# il est obtus (personne)



## nasti

Bonsoir 

Le contraire du _brillant _et _vif d'esprit_.

En parlant d'un homme, d'une femme peu intelligents, bornés, qui réfléchissent lentement et avec difficulté et ne captent pas tout ..., dirait-on dans le langage courant :

_ Il est *obtus*, elle est obtuse. _

_ Il est *bouché*, elle est bouchée._

ou

_ Il est* lourd*__, elle est lourde._​*?*


Merci !!!


----------



## Doc Justice

on dit les trois... pour nuancer

*Obtus* - n'est pas forcément bête, mais ne veut jamais changer d'avis, ou admettre qu'il a tort, quelles que soient les preuves du contraire.
*Bouché* - c'est à peu près pareil, avec une notion de "qui ne veut pas entendre". L'obtus contredit, le bouché est indifférent.
*Lourd* - clairement bête. Souvent associé à l'humour de la personne, ou à son sans-gêne. Admettra qu'il a tort, mais boudera pendant une semaine.


----------



## rolmich

Bonjour _nasti, 

Il y a aussi le balourd = Dépourvu de finesse, de tact. Souvent utilisé pour les gaffes.
Presque toujours utilisé au masculin (ce qui ne veut pas dire qu'aucune femme ne mérite le qualificatif).
Le sujet est légèrement différent, mais je tenais à attirer ton attention à cause de la proximité avec "lourd".
_


----------



## Aoyama

> *Obtus* - n'est pas forcément bête, mais ne veut jamais changer d'avis, ou admettre qu'il a tort, quelles que soient les preuves du contraire.

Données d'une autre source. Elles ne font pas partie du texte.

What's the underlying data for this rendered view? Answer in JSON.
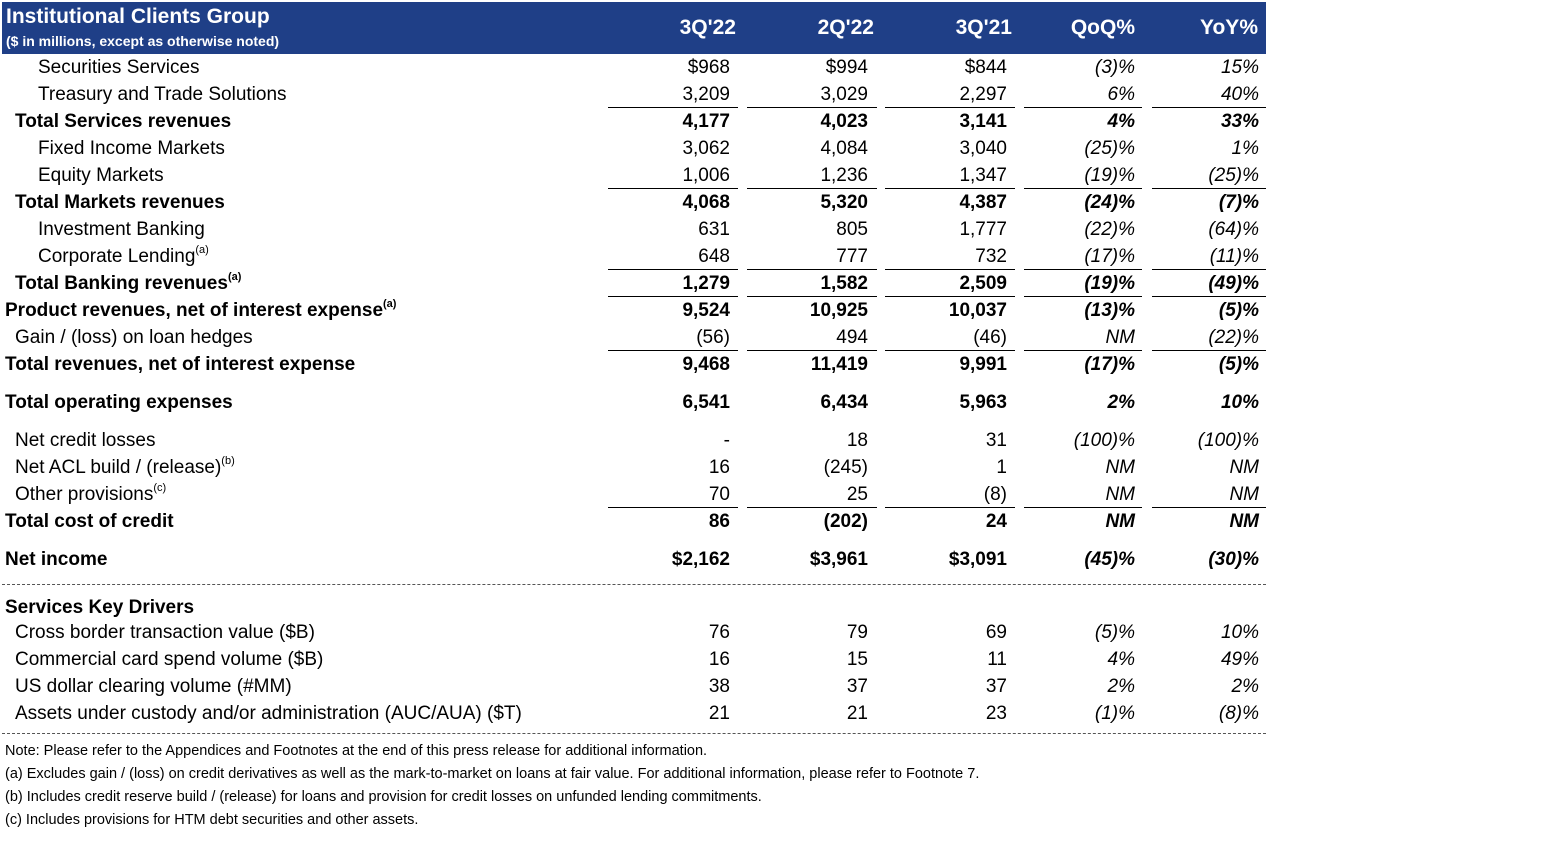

C'est une définition, qui se rapprocherait en fait de "borné" (déjà cité).
Mais "obtus", qui tire son sens de la géométrie (angle _obtus _plus ouvert que l'angle droit, donc moins perçant, moins "aigu") c'est d'abord un esprit qui n'est pas "pénétrant", qui manque de finesse.


----------



## KaRiNe_Fr

Salut Nasti,



nasti said:


> Bonsoir
> 
> Le contraire du _brillant _et _vif d'esprit_.
> 
> En parlant d'un homme, d'une femme peu intelligents, bornés, qui réfléchissent lentement et avec difficulté et ne captent pas tout ...,  [...]


Correspondant à ta définition, je dis familièrement « t'es long(ue) à la comprenette ! »


----------



## tilt

Aoyama said:


> C'est une définition, qui se rapprocherait en fait de "borné" (déjà cité).
> Mais "obtus", qui tire son sens de la géométrie (angle _obtus _plus ouvert que l'angle droit, donc moins perçant, moins "aigu") c'est d'abord un esprit qui n'est pas "pénétrant", qui manque de finesse.


Exactement.
Et _vif_, cité par Nasti comme antonyme d'_obus_, est justement un synonyme possible de _aigu _quand on parle d'angles.



KaRiNe_Fr said:


> Correspondant à ta définition, je dis familièrement « t'es long(ue) à la comprenette ! »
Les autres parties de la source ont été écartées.